Under these historical conditions parents began to develop a new sensitivity to their children’s situation, and a commitment to change it.


The Formation of Early Parent Groups in the United States

The final topic I will cover in setting the historical stage for the development of AHRC is its relationship to other parent groups that preceded it. While it is well-documented that AHRC was a leader in the parent movement, it was not the first parent group to form around the interests of their children with mental retardation. As Elizabeth Boggs said in an interview in 1972, generally the first groups recognized for such efforts are groups associated with children in particular institutions. The Council for Retarded Children in Cayuga County in Ohio formed in 1932, the Children’s Benevolent League, who’s motto was “Health, Happiness and Security of Handicapped Children,” soon followed in 1934 in the state of Washington, and in New York State the Welfare League for Retarded Children was begun in 1939. The Welfare League consisted of parents of children and adults who resided at Letchworth Village. The group was concerned with providing their children with gifts, recreational programs, and better facilities. The Welfare League, at least during the 1940’s, is portrayed in several sources as a small group that was basically apolitical. While this was to change in the 1950’s, The League, before and during the formative years of AHRC, was not a political force in the state for children with mental retardation.
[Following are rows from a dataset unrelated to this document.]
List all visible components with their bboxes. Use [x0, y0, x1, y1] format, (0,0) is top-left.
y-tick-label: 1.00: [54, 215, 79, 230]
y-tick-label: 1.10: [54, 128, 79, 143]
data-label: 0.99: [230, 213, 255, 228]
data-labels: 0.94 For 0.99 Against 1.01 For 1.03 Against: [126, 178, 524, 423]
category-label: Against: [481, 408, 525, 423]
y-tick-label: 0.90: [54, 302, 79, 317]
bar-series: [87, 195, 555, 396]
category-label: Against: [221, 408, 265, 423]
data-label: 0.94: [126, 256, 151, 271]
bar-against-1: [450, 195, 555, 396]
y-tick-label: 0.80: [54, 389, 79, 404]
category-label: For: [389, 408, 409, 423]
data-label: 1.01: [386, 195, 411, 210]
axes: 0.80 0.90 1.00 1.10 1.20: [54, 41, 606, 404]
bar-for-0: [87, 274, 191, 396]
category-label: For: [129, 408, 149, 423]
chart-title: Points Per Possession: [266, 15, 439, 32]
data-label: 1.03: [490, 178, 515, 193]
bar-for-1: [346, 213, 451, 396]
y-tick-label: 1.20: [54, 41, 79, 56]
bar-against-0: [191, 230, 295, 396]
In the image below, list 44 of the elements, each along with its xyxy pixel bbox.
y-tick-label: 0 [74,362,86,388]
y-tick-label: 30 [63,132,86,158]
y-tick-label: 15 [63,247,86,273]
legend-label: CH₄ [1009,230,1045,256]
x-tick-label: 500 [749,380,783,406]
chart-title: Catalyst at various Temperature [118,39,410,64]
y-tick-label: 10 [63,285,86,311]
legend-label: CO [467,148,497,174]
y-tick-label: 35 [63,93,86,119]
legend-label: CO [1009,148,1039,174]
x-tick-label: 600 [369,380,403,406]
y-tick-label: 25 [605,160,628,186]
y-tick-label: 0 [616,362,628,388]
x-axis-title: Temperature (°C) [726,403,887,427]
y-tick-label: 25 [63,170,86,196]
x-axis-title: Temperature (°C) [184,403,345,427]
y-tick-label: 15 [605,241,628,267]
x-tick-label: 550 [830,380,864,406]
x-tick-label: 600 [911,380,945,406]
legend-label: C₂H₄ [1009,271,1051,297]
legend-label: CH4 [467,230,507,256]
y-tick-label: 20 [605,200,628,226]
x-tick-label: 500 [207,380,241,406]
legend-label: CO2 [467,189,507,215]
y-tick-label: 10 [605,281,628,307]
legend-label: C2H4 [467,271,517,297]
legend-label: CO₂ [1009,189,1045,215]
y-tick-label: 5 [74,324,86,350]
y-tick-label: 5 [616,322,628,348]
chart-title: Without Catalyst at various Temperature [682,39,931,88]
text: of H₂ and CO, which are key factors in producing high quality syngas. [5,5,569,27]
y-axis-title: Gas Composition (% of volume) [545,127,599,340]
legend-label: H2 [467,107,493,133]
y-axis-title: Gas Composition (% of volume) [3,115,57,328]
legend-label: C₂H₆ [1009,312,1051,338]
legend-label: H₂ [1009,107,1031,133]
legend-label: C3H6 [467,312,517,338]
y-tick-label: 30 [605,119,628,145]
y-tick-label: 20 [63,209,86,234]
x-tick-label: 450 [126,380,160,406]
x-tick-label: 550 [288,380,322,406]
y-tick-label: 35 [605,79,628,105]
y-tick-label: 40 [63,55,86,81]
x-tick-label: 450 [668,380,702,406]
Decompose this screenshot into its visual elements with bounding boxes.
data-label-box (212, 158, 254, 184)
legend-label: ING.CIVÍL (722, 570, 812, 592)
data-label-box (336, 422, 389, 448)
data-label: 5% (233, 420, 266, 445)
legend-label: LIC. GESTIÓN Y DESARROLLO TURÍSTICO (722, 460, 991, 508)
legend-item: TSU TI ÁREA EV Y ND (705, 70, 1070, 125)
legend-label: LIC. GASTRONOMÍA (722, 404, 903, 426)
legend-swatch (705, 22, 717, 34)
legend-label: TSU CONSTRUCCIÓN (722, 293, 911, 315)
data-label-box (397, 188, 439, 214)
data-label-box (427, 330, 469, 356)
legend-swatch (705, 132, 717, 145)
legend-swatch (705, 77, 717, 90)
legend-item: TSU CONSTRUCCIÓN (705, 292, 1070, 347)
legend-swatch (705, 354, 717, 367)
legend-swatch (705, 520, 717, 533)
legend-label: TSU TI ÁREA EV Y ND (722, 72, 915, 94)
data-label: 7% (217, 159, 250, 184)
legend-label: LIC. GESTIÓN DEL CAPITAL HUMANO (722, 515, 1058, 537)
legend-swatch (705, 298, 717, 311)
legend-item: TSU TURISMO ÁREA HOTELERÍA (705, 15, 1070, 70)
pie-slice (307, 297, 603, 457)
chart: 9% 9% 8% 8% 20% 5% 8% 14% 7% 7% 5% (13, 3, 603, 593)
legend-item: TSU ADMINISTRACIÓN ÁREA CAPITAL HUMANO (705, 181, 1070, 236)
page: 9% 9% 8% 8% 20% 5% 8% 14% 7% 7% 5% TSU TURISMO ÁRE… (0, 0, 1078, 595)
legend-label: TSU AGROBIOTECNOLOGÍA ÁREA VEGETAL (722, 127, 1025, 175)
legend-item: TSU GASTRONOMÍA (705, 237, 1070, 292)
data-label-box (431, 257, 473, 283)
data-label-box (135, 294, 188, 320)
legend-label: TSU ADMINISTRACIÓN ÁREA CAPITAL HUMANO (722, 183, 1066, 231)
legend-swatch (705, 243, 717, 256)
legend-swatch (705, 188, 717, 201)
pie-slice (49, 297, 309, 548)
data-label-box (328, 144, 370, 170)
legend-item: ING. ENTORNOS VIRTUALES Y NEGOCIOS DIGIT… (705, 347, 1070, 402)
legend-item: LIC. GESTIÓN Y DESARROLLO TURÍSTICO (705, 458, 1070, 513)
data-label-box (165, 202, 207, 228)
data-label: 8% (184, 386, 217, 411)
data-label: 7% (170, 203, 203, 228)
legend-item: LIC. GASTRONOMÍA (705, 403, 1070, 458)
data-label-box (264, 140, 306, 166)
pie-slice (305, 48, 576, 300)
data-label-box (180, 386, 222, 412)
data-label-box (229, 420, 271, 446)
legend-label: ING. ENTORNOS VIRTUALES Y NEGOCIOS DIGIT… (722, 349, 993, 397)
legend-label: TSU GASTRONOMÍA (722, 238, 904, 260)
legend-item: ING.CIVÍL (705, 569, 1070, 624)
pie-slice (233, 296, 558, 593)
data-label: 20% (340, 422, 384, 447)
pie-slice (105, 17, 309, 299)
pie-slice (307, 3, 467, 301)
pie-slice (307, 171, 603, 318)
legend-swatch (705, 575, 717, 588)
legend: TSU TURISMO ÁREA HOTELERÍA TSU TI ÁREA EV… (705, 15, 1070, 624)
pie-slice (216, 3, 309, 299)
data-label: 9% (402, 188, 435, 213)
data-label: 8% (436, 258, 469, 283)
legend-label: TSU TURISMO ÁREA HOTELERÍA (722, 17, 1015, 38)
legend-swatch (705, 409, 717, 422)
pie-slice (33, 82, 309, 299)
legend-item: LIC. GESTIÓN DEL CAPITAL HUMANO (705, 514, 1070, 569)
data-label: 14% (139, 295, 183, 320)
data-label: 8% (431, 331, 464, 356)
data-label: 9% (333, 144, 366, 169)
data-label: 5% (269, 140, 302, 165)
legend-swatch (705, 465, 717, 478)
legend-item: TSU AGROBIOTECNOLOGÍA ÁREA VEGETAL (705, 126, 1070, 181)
The same year as AHRC was incorporated, the Benevolent Society for Retarded Children was formed to help children who had been placed in Willowbrook State School.

Three years following this the Sunshine League for Retarded Children came into existence around the interests of children in Wassaic State School. The institution-based parent groups did not have a statewide organization and did not become a political force in the state until after AHRC was formed and began intensive political and public awareness efforts. In response the institutional-based parent groups then formed the Council for Retarded Children and the relationship between the community-based groups and institutional-based ones was very uneasy throughout the 1950’s until they resolved their differences.

The important thing for the reader to take away from this discussion of parent groups before AHRC is that none, including those in other states, were interested in community-based services for children with retardation. Furthermore, none articulated or advocated for a general approach to the problem of mental retardation on a political level. This left the actual decision-making power in the field entirely in the hands of a small group of professionals, and without pressure from parents, they showed little interest in expanding services for this population. Mental health professionals, educators and institution directors were ineffective in dealing with the issues facing most families with a child with retardation.

After the war, as a result of the factors and changes described briefly above, the lack of services for these families was remarkable. The conception and birth of AHRC was in some ways a product of this situation.